Taylor: All our bases are based on the economic model of rate for service, and we are trying to perform both in rate and value. We needed an infrastructure that serves our ability to have a P&L for both models, so that when we are executing the volume through the Emergency Department, we know how our lives based on risk affects, and that is a data infrastructure different from what we have today. We knew we had to transform ourselves to survive. We are a non -profit health system in the state of Washington, and we want to remain independent. To succeed, we needed to be able to execute both financial models.
Tuva was an answer for us to clearly understand what architecture was underneath. It was visible, transparent to us, and it was a low cost option. We have contracts that we can execute through other services that allow them. We may have a fully capitted product, as our employee health plan, where we own the final result, which we execute through a platform as an innovation, say. But for the contracts that may not allow us that capacity, we needed a solution in which we could house all this data and put the agents on top so that it is plugging and playing through the infrastructure and the data ecosystem. We wanted a center of the universe that did it for any type of contract that we would have instead, both the service rate and risk -based contracts.
HCI: Did I see you cited saying that you really considered building something internally before finding Tuva?
Taylor: Yes, that is correct. We said, ok, there is nothing that can buy that will give you this transparency. It is a black box. We wanted to build our own infrastructure, because there is nothing to serve both worlds in this sophisticated way and allow us to put it into something modern, such as fabric or aws, so that we can also take advantage of those services. So we were going to build it ourselves, but then our actuaries learned about Tuva, and our data scientists took a look, and it was the perfect combination for our problem.
HCI: Could the open source nature of this allow the things developed in a health system to be used by other health system partners without having to reinvent the wheel?
Taylor: Deep in my heart and written in Multicare’s values is the fact that we do not want to compete in this. What we want to compete is how care we are providing the community. As Aaron described, health systems are solving this 100 times. We no longer need to do that. We can have this semantic and shared infrastructure that we have the ability to customize our business culture, and that is what will give us that advantage, because any customization we do is bring to a better service, better health. But the basic concepts must be shared, because we should not compete in that in the market.

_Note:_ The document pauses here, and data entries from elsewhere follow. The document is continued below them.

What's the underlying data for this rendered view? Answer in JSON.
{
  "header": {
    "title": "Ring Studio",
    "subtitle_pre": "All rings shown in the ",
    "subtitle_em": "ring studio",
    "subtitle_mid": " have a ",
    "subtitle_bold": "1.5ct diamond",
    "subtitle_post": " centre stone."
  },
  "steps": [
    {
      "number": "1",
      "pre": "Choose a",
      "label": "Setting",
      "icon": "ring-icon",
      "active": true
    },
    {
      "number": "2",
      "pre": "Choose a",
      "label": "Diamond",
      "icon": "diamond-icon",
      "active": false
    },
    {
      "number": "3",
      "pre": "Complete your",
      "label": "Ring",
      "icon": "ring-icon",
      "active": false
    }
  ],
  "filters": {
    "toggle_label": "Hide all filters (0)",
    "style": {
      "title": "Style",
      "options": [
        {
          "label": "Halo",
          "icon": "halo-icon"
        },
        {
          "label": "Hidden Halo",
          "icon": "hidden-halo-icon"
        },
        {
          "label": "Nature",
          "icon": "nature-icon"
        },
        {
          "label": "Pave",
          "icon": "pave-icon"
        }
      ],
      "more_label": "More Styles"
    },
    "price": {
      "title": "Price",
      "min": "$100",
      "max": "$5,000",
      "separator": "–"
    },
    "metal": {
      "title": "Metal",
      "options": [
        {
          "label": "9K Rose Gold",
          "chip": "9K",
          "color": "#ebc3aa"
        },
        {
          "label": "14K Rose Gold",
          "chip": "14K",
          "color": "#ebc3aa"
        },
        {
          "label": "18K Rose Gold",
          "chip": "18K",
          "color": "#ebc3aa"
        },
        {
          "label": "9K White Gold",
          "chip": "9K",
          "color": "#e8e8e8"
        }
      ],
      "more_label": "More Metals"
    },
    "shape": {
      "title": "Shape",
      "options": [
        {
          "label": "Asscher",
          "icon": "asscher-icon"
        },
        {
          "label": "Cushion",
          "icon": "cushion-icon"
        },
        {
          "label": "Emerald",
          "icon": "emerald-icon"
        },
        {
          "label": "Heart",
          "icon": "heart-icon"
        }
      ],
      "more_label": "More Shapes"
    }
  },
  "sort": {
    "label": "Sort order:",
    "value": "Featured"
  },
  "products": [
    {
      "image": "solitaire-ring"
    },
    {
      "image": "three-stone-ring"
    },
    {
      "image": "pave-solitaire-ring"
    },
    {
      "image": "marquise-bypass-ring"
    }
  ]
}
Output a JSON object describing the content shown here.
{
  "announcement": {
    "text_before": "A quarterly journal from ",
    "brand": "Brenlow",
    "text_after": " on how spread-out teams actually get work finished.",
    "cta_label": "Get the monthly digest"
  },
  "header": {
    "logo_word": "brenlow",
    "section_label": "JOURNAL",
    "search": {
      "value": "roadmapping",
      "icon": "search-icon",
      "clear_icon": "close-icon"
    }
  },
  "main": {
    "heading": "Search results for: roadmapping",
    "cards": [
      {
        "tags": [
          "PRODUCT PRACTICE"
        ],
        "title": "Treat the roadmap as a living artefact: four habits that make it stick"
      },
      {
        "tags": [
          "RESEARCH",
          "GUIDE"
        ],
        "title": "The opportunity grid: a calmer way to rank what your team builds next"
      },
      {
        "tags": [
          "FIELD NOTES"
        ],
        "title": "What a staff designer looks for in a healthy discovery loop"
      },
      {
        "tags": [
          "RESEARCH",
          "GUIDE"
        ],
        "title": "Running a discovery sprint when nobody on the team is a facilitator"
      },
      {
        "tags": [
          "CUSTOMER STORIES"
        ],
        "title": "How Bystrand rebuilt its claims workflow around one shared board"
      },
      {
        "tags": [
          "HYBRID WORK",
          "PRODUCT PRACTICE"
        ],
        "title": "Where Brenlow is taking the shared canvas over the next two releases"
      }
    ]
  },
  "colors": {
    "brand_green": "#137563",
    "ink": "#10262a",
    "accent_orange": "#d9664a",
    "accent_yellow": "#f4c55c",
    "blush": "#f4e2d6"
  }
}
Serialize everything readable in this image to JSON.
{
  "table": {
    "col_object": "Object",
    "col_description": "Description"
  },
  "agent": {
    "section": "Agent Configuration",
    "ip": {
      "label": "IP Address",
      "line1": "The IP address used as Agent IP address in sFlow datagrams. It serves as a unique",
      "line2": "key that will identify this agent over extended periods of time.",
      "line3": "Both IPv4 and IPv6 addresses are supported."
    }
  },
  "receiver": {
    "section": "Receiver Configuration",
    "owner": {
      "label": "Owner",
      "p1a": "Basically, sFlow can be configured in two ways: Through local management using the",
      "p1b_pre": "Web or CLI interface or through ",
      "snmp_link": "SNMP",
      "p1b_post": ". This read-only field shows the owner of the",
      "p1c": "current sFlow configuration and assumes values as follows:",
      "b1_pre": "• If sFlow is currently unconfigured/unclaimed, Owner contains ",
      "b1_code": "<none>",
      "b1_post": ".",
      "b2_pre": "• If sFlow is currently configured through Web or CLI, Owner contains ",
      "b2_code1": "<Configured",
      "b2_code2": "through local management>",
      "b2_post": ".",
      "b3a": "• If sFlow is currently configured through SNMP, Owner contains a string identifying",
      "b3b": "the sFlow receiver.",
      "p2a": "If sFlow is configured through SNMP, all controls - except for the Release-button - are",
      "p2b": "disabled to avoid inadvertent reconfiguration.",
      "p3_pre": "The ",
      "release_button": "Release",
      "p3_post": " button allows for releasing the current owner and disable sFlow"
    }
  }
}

HCI: anything else you want to add?
Taylor: We are all trying to solve this really difficult problem with much less resources than before the pandemic because we are still in deep recovery mode. It is incredibly energizing to find a place that has an answer other than a million dollars, because that seems to be the price for each agent with which we are trying to solve medical care: one million dollars.
We hope to have some excellent results for the end of the year. Until now, we display the data warehouse in five weeks. We were in production, we executed contracts in three weeks and we had them in QA, and we are doing a data analysis out of there. Then, in a matter of eight weeks, we had a business data warehouse, which is surprising.